Cedar Park stands out with an impressive lease activity index of 28.8%, supported by 148 active listings priced at $2,438 and 60 pending leases averaging $2,452. Cedar Park also recorded 210 leased properties in the last 90 days, with an average price of $2,258. This high activity index signals robust leasing demand and efficient market turnover. Furthermore, the lease-to-list ratio here is 99.7%, reinforcing its status as a high-performing rental market.

Del Valle, while a smaller market with 33 active listings priced at $2,062, also shows a balanced lease activity index of 15.4%. With six pending leases and 44 properties leased in 90 days, Del Valle maintains a healthy lease-to-list ratio of 101.1%, the highest in this dataset.

In Georgetown, there were 273 active listings priced at $2,256 and 84 pending leases at $2,234. The lease activity index is 23.5%, indicating a strong demand for rental properties.
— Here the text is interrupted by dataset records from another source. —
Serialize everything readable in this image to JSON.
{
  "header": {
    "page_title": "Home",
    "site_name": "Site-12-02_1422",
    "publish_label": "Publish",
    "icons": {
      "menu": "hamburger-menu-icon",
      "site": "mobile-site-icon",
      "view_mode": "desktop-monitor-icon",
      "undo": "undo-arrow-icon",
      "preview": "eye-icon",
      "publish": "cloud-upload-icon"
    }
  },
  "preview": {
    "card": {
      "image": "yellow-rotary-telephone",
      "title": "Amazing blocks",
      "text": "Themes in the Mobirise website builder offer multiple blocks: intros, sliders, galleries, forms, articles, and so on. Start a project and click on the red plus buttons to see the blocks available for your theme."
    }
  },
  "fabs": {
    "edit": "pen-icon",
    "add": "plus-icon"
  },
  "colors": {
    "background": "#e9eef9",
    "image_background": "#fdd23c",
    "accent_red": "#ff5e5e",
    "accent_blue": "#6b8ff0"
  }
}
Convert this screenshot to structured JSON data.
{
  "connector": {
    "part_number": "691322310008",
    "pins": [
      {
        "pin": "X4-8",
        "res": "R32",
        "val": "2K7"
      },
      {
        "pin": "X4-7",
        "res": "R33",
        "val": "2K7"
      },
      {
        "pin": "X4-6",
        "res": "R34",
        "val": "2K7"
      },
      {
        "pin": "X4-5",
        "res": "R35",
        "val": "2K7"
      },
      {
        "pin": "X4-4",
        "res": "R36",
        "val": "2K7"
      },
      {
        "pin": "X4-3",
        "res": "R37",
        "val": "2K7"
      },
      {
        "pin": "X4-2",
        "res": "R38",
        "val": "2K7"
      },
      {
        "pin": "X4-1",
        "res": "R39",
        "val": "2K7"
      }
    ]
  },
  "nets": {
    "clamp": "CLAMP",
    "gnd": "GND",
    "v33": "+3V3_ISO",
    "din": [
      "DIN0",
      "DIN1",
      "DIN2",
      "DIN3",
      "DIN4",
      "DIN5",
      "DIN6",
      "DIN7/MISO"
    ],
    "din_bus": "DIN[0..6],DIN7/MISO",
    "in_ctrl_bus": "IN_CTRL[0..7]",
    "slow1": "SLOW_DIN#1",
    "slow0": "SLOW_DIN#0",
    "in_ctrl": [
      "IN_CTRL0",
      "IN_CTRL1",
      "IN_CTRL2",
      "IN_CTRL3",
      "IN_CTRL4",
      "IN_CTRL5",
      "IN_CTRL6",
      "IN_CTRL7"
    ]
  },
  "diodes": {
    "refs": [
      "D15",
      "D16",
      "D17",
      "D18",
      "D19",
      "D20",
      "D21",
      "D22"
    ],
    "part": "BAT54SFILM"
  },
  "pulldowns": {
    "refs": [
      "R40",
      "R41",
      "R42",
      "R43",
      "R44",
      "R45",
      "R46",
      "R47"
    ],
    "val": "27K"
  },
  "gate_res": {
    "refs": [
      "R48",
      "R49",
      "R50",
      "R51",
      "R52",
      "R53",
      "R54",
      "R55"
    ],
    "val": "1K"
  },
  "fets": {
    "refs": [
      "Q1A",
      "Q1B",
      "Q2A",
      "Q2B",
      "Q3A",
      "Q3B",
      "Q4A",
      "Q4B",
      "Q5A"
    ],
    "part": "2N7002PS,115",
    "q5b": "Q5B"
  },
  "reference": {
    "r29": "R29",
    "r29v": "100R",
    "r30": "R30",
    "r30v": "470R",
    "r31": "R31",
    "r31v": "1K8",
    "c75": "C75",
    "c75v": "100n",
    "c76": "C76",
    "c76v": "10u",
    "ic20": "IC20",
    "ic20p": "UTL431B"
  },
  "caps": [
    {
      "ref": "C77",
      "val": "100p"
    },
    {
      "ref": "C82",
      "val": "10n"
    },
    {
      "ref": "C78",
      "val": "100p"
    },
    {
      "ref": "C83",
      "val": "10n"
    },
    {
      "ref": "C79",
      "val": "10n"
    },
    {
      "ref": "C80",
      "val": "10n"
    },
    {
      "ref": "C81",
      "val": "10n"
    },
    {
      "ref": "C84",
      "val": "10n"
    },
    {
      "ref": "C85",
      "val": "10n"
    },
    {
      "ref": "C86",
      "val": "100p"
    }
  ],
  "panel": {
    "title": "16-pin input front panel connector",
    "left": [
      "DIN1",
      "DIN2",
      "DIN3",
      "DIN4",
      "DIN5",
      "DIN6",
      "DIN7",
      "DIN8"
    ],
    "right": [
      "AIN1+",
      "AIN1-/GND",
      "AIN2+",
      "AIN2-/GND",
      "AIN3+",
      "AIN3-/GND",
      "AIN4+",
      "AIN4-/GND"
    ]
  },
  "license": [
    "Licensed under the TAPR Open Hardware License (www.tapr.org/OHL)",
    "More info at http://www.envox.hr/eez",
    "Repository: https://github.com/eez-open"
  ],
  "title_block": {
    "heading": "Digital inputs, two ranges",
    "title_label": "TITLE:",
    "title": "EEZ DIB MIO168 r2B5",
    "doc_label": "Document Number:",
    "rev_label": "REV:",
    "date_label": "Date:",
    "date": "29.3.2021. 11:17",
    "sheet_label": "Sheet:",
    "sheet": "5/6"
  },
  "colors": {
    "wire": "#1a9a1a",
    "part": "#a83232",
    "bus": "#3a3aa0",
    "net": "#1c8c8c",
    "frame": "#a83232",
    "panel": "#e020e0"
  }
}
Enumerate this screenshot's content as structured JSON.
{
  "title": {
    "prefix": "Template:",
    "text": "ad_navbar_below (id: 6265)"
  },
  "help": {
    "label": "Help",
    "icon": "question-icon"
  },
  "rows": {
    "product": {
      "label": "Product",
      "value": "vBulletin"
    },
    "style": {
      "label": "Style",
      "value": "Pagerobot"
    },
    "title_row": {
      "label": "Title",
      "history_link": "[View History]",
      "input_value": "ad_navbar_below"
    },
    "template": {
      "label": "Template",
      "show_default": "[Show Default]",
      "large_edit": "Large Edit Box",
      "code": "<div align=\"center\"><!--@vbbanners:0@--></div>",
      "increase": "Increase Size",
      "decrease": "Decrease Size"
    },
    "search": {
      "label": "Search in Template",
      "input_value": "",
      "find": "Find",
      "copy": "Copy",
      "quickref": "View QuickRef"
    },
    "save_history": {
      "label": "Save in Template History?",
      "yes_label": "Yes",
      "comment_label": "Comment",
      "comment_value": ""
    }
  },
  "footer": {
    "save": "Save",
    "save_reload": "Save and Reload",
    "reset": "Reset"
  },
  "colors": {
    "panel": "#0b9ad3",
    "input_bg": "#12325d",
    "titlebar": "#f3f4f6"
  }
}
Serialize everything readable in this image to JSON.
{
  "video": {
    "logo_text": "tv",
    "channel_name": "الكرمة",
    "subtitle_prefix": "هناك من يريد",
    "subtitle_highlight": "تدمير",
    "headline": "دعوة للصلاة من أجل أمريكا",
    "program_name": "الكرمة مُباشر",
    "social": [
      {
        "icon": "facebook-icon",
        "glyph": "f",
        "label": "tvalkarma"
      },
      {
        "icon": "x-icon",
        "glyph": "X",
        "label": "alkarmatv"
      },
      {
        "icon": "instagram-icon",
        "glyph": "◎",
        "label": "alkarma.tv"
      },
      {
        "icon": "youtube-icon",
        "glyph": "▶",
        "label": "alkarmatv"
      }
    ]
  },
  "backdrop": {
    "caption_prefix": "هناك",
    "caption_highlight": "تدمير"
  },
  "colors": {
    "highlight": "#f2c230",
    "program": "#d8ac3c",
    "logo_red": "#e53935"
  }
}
Georgetown recorded 172 leased properties in 90 days, with an average price of $2,156. The lease-to-list ratio stands at 99.8%, further showcasing a vibrant leasing market.

Hutto also reveals an active leasing environment, with 124 active listings and 43 pending leases, resulting in a lease activity index of 25.7%. The average lease price for active listings is $2,157, while pending leases are at $2,042. In 90 days, 96 properties were leased at an average price of $2,032. Hutto’s lease-to-list ratio is 99.9%, emphasizing its robust rental market.

Kyle follows with a lease activity index of 23.7%, based on 213 active listings and 66 pending leases. With 189 properties leased in the last 90 days, Kyle has a lease-to-list ratio of 99.8%, reflecting a healthy leasing performance and strong demand for rental properties.

These statistics highlight the leasing trends and market conditions in each city. Cities like Cedar Park, Georgetown, and Hutto stand out with higher lease activity indexes, demonstrating strong rental demand and efficient lease turnover. Meanwhile, cities like Bastrop and Del Valle show stable yet slightly lower activity, suitable for tenants and investors seeking balanced markets. Understanding these dynamics is crucial for making informed decisions in Texas' competitive rental market.